Have you ever seen those commercials for anti-depressants? Of course you have, what am I talking about? The only commercials on TV now are either prescription medication commercials or that weird commercial for McDonald’s Fish Bites® (must be Lent season).


Anyway, those commercials typically list a variety of symptoms that mean you’re clinically depressed. If you listen closely, you’ll find that they are also symptoms of pregnancy. Don’t believe me? Let’s take a look, shall we?


Do you suffer from…


1. The inability to eat?

When you’re constantly dry-heaving over the toilet (or trashcan, out the car window, and in one rare case, your cubicle partner’s potted fern) with morning sickness, you typically don’t have an appetite.


2. Overeating?

On those rare days when morning sickness seems to wane, one thought and one thought alone enters your mind: “I WILL EAT EVERYTHING IN THE KITCHEN!”


3. Insomnia or Sleepiness?

It’s the strangest thing: when you’re pregnant, you sleep during the day and can’t sleep at night. I feel like a freaking possum without the awesome ability to see in the dark.


4. Frequent mood changes?

The other day, Huff the Hubs made a joke. It wasn’t that funny, but in the moment I thought he was George frakking Carlin. I literally laughed for four straight minutes. Then, I immediately burst into tears. Which last about 20 minutes. All the while I kept saying: “I don’t know I’m crying!” (Shhh….just rock in the corner and chew your hair…)

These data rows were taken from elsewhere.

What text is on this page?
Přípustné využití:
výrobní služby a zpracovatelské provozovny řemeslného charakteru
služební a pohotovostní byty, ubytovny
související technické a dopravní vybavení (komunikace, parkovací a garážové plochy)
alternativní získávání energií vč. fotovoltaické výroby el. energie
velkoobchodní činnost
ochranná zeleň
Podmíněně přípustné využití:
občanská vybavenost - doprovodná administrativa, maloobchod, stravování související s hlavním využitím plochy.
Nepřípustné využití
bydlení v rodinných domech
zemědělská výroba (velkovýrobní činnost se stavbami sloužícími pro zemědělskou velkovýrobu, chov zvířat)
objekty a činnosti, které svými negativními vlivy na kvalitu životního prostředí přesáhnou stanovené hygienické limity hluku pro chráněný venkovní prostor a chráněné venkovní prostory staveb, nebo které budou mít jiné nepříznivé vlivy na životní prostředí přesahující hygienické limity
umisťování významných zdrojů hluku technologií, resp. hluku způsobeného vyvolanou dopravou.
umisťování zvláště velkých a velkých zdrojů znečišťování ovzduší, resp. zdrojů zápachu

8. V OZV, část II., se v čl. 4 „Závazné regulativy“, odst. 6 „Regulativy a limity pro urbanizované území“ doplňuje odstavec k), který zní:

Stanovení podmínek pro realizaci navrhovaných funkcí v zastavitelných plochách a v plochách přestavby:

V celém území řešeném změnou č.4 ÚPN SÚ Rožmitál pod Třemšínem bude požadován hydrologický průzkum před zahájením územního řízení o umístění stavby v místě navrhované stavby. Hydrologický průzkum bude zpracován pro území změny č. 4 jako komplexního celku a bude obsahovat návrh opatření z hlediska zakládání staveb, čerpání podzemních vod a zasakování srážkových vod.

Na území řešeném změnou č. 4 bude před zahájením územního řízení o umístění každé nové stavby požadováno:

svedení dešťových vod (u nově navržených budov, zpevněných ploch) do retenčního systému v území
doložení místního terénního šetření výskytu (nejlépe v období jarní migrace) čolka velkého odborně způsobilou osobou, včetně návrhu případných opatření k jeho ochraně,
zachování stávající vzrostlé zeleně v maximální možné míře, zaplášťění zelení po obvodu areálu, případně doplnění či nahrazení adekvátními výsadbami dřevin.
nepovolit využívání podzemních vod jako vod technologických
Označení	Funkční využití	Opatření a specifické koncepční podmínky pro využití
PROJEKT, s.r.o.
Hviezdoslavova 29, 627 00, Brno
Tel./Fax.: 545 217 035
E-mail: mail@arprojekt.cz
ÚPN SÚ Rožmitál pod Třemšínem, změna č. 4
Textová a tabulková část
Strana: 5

5. Zero interest in things you used to enjoy?

You mean like showering? And wearing pants that don’t have elastic waist bands? Yeah. Screw that. Where’s that half-eaten bag of Funyuns…?


Alas, there are some ways pregnancy isn’t like depression. You can have people do stuff for you just because you’re knocked up. You have an excuse as to why you ate your sister’s entire plate of onion rings while she went to the bathroom. You can also use morning sickness as a way to get out of stuff (“Your dog’s in a fashion show? Oh, I would but I’m not feeling too hot…”). I’m still counting down the days to the magical second trimester, where everything is unicorns and butterflies. And, actually, THAT sounds better than any anti-depressant commercial out there.